There seems to be some disagreement as to how the elephants are protected from foot ailments that stem from walking on hard surfaces. From the Los Angeles Times article:
But she also had become a symbol for impassioned animal rights activists who argued that her crippling problems were the result of treading on concrete surfaces in the zoo for years, and that she would never completely recover. (All the zoo’s elephants now pad around on soft dirt surfaces.)
And from the Last Chance for Animals press release:
It has become evident that the LA Zoo cannot provide the space, exercise or social enrichment needed to preserve the elephants’ health and well being. They are kept in woefully inadequate quarters and are forced to stand on hard surfaces such as concrete or hard-packed earth.

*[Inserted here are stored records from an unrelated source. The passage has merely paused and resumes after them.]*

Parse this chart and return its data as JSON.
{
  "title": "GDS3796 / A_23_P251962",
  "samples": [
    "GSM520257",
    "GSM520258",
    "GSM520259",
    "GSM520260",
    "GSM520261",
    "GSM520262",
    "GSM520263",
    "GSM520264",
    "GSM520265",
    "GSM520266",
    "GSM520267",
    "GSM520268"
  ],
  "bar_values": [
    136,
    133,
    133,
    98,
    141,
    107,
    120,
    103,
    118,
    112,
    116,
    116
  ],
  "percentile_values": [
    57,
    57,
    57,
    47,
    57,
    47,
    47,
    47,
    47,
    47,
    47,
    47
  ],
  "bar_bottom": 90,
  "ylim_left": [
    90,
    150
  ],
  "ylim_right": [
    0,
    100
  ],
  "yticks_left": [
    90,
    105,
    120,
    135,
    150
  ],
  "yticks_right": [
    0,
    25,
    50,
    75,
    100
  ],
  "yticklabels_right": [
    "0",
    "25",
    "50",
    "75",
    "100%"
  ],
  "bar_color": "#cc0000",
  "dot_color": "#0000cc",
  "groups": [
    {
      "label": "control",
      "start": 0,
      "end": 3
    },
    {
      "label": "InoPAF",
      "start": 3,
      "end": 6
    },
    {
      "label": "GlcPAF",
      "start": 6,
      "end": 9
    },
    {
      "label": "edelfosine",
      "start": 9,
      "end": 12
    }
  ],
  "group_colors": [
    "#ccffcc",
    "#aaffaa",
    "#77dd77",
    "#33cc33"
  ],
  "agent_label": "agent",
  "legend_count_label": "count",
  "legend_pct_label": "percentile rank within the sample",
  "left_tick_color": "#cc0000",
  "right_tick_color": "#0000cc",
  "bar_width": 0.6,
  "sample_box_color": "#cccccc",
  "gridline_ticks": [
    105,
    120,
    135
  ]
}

The organization says that only one elephant was on exhibit at the L.A. Zoo, while Gita and another were kept for two years in a “temporary” off-exhibit area with only one-tenth of an acre for the two of them. If so this is quite damning, as the Bronx Zoo in New York has three Asian elephants on two acres, and has decided to shut down the exhibit altogether once these elders pass away.
So why not support the $50 expansion which, according to LCA itself, will increase the elephant area to 3.5 acres? I understand the arguments against keeping elephants in zoos altogether, but zoos can be better or more poorly designed and run. Isn’t it somewhat inflexible to oppose the chance to improve the exhibit to state of the art standards, a process that a more accomodating activist group could even be invited to take part in?
Most of all, I go back to what I get from exposure to animals, which is perspective and a sense of peace. Many a time I’ve taken a personal “time out” at the zoo, just to be in the company of other species and get my head straight. So I see value in exposing people, especially children, to animals at close range. Taking animals away from city zoos and placing them in rural wildlife sanctuaries makes seeing them a much more complex and expensive project. It means that wealthier families will find it much easier to expose their children to animals, while poorer families — whose children often grow up in more precarious and violent settings, and can benefit from encounters will animals — will find it much more difficult. There’s something profoundly democratic in going to a city zoo and seeing the shared joy and wonder on the faces of children of all backgrounds. If we can really invest in giving zoos the space and resources to honor the animals’ needs, I think that is money well spent.
In the meantime, pour a little of your drink onto the ground in honor of Gita the pachyderm to help speed her in her transition to ancestry.